Quando arriva il caldo e i bambini cominciano a sudare, i genitori cercano disperatamente modi per rinfrescare i propri piccoli. I giochi d’acqua diventano allora una soluzione irrinunciabile, soprattutto durante le vacanze estive o in giardino. Ma quanti di voi si fermano davvero a riflettere sulla sicurezza di questi prodotti prima di acquistarli? Dopo anni di test su accessori per l’infanzia, ho imparato che la scelta dei giochi d’acqua per neonati richiede attenzione particolare. Non si tratta solo di scegliere il prodotto più colorato o alla moda, ma di comprendere i rischi reali, le normative vigenti e soprattutto di trovare soluzioni che combinino il divertimento con la protezione della pelle delicata dei nostri bambini.

Capire i rischi reali dei giochi d’acqua per neonati

Molti genitori pensano che l’acqua sia semplicemente acqua, ma non è così.
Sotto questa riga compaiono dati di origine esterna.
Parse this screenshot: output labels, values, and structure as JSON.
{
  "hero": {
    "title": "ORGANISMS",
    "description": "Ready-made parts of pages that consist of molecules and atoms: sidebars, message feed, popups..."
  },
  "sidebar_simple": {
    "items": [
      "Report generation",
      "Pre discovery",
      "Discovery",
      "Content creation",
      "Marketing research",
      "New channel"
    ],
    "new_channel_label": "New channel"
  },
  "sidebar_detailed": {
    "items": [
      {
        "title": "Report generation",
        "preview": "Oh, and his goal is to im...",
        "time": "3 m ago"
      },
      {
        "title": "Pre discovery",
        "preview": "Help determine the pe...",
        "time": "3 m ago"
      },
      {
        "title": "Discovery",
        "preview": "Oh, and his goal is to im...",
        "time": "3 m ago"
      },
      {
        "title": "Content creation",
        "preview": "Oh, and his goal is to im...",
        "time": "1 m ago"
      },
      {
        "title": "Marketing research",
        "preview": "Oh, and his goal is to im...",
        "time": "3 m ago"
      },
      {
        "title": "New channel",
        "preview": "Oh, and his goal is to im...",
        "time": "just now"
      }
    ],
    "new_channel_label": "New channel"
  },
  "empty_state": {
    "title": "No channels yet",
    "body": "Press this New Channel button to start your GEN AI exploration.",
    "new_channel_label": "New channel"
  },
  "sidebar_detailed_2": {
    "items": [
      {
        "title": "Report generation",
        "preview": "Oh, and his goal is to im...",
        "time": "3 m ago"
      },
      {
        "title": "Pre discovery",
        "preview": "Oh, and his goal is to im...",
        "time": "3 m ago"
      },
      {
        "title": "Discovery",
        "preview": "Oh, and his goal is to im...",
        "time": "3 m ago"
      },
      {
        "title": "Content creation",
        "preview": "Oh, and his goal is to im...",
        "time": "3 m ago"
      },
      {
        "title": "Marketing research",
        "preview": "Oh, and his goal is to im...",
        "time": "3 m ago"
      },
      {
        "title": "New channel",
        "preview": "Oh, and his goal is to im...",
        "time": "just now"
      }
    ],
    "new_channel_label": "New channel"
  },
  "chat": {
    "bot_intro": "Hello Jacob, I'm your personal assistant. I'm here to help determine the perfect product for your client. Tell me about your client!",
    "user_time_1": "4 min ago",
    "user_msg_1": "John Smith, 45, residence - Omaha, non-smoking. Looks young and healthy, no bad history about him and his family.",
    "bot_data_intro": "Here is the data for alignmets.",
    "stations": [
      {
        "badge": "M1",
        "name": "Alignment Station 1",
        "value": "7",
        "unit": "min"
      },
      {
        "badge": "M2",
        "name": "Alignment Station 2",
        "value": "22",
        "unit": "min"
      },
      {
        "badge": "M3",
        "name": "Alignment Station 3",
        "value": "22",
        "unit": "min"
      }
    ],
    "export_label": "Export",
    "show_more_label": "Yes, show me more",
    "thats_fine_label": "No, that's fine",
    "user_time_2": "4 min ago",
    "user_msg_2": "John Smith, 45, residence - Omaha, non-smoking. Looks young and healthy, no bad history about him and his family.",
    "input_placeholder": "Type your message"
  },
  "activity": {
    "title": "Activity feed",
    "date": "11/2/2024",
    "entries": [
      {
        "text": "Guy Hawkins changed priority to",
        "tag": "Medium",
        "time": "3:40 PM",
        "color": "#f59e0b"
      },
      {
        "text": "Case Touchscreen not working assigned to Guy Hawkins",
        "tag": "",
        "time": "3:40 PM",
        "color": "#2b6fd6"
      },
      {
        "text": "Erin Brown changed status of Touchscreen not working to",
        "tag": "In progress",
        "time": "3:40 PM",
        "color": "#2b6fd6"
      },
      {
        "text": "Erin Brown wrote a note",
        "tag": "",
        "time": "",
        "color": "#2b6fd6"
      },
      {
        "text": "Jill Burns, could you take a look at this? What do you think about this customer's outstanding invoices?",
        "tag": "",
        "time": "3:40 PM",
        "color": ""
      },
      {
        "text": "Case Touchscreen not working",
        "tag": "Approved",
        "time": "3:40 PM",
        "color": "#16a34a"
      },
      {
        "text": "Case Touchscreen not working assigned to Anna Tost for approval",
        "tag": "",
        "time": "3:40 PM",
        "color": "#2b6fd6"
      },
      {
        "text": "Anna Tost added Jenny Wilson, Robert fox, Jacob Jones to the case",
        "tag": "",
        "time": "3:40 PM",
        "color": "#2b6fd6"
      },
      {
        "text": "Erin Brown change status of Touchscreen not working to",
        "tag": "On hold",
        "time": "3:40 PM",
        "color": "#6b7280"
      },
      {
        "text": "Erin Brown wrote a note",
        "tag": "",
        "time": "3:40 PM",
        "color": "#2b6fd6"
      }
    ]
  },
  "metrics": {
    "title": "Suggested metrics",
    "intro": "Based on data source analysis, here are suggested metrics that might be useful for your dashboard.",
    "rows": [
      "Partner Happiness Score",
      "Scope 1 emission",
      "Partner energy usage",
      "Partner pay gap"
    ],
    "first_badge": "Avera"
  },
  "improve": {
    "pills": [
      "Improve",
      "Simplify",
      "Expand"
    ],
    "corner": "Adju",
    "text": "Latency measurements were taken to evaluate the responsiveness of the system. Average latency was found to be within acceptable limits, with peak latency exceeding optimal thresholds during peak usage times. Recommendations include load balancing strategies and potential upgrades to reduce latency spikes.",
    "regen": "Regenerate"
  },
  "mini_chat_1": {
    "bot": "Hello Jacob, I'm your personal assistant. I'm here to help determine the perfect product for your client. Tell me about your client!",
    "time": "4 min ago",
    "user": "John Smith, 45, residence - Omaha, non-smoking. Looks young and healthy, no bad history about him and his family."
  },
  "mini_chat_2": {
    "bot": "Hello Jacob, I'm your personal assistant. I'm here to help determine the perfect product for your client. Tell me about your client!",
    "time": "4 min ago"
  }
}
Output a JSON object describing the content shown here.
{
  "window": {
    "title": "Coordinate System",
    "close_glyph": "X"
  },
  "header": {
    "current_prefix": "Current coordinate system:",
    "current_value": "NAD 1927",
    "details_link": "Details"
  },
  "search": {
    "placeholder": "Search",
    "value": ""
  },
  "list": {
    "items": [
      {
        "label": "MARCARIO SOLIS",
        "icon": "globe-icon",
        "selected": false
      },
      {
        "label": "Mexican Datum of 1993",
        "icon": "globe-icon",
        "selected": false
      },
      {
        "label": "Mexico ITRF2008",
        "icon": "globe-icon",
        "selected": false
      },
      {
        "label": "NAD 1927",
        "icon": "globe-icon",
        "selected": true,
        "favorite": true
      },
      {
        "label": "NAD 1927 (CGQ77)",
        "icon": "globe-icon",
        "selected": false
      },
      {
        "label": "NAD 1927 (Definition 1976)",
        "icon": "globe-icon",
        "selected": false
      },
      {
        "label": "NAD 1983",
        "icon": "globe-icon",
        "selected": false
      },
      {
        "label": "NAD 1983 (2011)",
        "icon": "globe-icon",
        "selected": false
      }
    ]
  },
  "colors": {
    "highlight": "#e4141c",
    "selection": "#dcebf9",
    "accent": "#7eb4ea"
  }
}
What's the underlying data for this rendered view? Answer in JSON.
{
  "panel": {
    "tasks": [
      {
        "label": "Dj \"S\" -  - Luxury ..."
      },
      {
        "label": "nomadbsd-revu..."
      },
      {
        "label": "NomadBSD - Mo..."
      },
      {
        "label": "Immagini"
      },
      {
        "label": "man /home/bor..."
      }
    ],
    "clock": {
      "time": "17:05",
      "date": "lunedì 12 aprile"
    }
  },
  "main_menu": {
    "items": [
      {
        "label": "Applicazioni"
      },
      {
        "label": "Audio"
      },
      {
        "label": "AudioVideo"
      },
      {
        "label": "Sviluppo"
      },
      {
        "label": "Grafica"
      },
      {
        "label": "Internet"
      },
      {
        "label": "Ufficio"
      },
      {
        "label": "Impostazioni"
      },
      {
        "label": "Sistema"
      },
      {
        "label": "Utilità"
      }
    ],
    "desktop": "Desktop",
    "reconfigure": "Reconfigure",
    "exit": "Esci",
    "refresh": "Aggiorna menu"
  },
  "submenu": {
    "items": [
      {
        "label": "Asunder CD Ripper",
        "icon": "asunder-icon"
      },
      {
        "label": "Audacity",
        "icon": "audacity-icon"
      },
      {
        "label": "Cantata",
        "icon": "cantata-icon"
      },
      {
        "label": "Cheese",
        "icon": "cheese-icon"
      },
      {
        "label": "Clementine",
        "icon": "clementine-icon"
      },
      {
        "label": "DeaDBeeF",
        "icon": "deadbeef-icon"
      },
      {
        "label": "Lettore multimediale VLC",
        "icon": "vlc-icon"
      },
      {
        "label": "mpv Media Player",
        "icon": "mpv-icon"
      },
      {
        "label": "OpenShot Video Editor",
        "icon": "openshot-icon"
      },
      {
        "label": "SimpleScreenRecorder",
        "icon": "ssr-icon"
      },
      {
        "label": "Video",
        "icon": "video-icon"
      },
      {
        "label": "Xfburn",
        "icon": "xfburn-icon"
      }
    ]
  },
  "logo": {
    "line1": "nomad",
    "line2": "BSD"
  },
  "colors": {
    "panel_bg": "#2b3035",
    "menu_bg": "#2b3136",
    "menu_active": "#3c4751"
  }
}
Un neonato ha una pelle ancora in via di sviluppo, con uno strato corneo molto più sottile rispetto a quello di un adulto. Questo significa che è più soggetto a disidratazione, scottature solari e irritazioni. I giochi d’acqua, se non scelti correttamente, possono esporre il bambino a rischi come cloro, microplastiche, batteri e sostanze chimiche pericolose.

Ho visto genitori scegliere piscine gonfiabili economiche e scoprire dopo poco che rilasciavano sostanze tossiche. Il cloro presente in molte piscine pubbliche può causare irritazioni agli occhi e alle vie respiratorie dei neonati. Inoltre, l’esposizione al sole durante il gioco d’acqua aumenta il rischio di colpi di calore, soprattutto nei bambini sotto i due anni che non riescono a regolare la propria temperatura corporea come gli adulti.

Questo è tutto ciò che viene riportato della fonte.